Words of friendship


Louie Belson: In this business, paying your dues is very important. Before Bud had his big band, I knew it was going to happen. It should have happened a lot sooner, but you just keep on going, working hard, and establish yourself to that point. Once you get it, great. Sure, I feel very comfortable with my big band—just like Buddy does.

Buddy Rich: We got to do some things over here.

L.B.: Buddy paved the way for us. We've done things to gether in the States that have just been highlights. When I get oh the bandstand with him, I feel very honoured and privileged, and I mean this. . .

B.R.: Ah, stop all this:. . !

L.B.: No — I speak the truth, man.

B.R.: Well, let me just say this—in all sincerity. Drums aside—and I want to put 'em aside at this moment and just talk about the man. He is a credit to the music business—he certainly is a credit to the art of drumming. As a person—and I've met a lot of persons in my life—he's the gentlest, kindest, warmest there is. I consider him a true friend—and that's better than saying he's one of the greatest drummers, aside from his musical ability. As a man, he's an all—time champion. I'll say it's an honour to have been his friend this long—and to continue on, for as long as it takes. Say goodnight, Gracie.

L.B.: Man! Well, when the IDA asked me to be there to make a presentation to Buddy, I said: "Absolutely." I would travel nine thousand miles to do it. When you say a friend—I go way back with this guy; not only him and I, but families, you know. I knew Mom and Pop very well, and vice versa. When you come from that kind of thing, and when you can maintain friendship for over thirty years. . . when I hear people say something about him—whatever it is—I say: "That's my friend". On or off the bandstand. I've said it many, many times, in articles; when guys asked me about Buddy Rich, I said: "He's a rarity". In his field, he is tops—there's nobody any better.

And, like I said at the drum club; I saw him do things like give Davey Tough his last few dollars—because in those days we all scuffled. I think he would do anything for a friend; he's a very deeply emotional man. For me to be his friend, and to be with him on the bandstand any time, is a great honour, and always will be. I love the man, I've always loved him, and till they bury me, I know that we can go down hands tight. And that means a lot, for me.

B.R.: It means it all.

L.B.: That's right. You know what that's like? Him and I, if I may be permitted to say so, are like Duke and Basie.

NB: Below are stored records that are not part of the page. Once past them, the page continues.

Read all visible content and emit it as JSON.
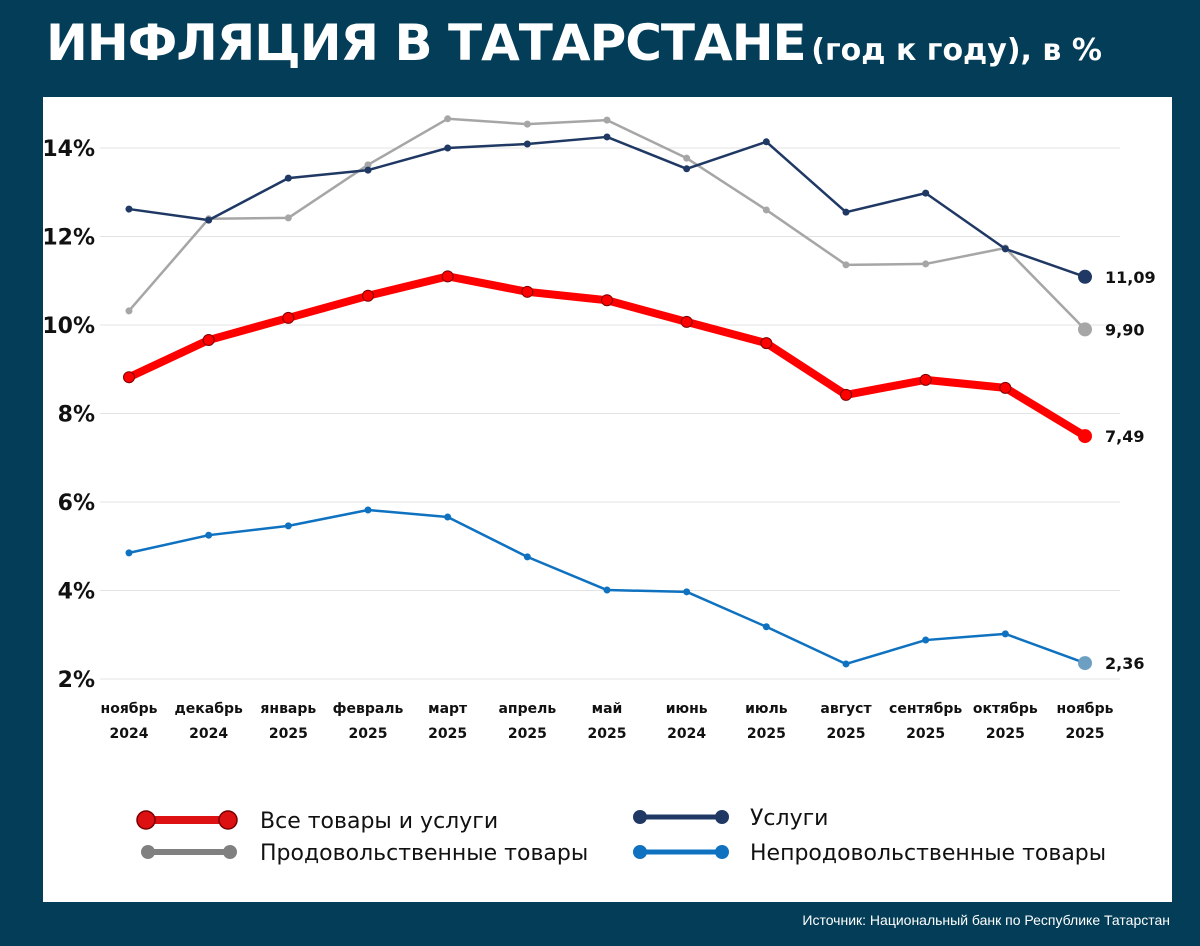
{
  "title": {
    "main": "ИНФЛЯЦИЯ В ТАТАРСТАНЕ",
    "suffix": "(год к году), в %"
  },
  "source": "Источник: Национальный банк по Республике Татарстан",
  "chart_data": {
    "type": "line",
    "title": "ИНФЛЯЦИЯ В ТАТАРСТАНЕ (год к году), в %",
    "categories": [
      [
        "ноябрь",
        "2024"
      ],
      [
        "декабрь",
        "2024"
      ],
      [
        "январь",
        "2025"
      ],
      [
        "февраль",
        "2025"
      ],
      [
        "март",
        "2025"
      ],
      [
        "апрель",
        "2025"
      ],
      [
        "май",
        "2025"
      ],
      [
        "июнь",
        "2024"
      ],
      [
        "июль",
        "2025"
      ],
      [
        "август",
        "2025"
      ],
      [
        "сентябрь",
        "2025"
      ],
      [
        "октябрь",
        "2025"
      ],
      [
        "ноябрь",
        "2025"
      ]
    ],
    "yticks": [
      "2%",
      "4%",
      "6%",
      "8%",
      "10%",
      "12%",
      "14%"
    ],
    "ytick_values": [
      2,
      4,
      6,
      8,
      10,
      12,
      14
    ],
    "ylim": [
      2,
      14
    ],
    "grid": true,
    "legend_placement": "bottom",
    "series": [
      {
        "name": "Продовольственные товары",
        "color": "#a6a6a6",
        "end_label": "9,90",
        "values": [
          10.32,
          12.4,
          12.42,
          13.62,
          14.66,
          14.54,
          14.63,
          13.77,
          12.6,
          11.36,
          11.38,
          11.74,
          9.9
        ]
      },
      {
        "name": "Услуги",
        "color": "#1f3864",
        "end_label": "11,09",
        "values": [
          12.62,
          12.37,
          13.32,
          13.5,
          14.0,
          14.09,
          14.25,
          13.53,
          14.14,
          12.55,
          12.98,
          11.72,
          11.09
        ]
      },
      {
        "name": "Все товары и услуги",
        "color": "#ff0000",
        "end_label": "7,49",
        "values": [
          8.82,
          9.66,
          10.16,
          10.66,
          11.1,
          10.75,
          10.56,
          10.07,
          9.59,
          8.42,
          8.76,
          8.58,
          7.49
        ]
      },
      {
        "name": "Непродовольственные товары",
        "color": "#0f72c0",
        "end_label": "2,36",
        "values": [
          4.85,
          5.25,
          5.46,
          5.82,
          5.66,
          4.76,
          4.01,
          3.97,
          3.18,
          2.34,
          2.88,
          3.02,
          2.36
        ]
      }
    ]
  }
}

When I say that, I don't mean to say that we're way up here. What I mean is: those two men had a charisma within one another; when you said "Duke" to Basie, he had a tear in his eye—he said: "That's the man". And when you mentioned Basie to Duke, he said: "That's the man". So they had a true love, on and off the bandstand—and I'm sure that's the way this man and I are. It's always been in my mind.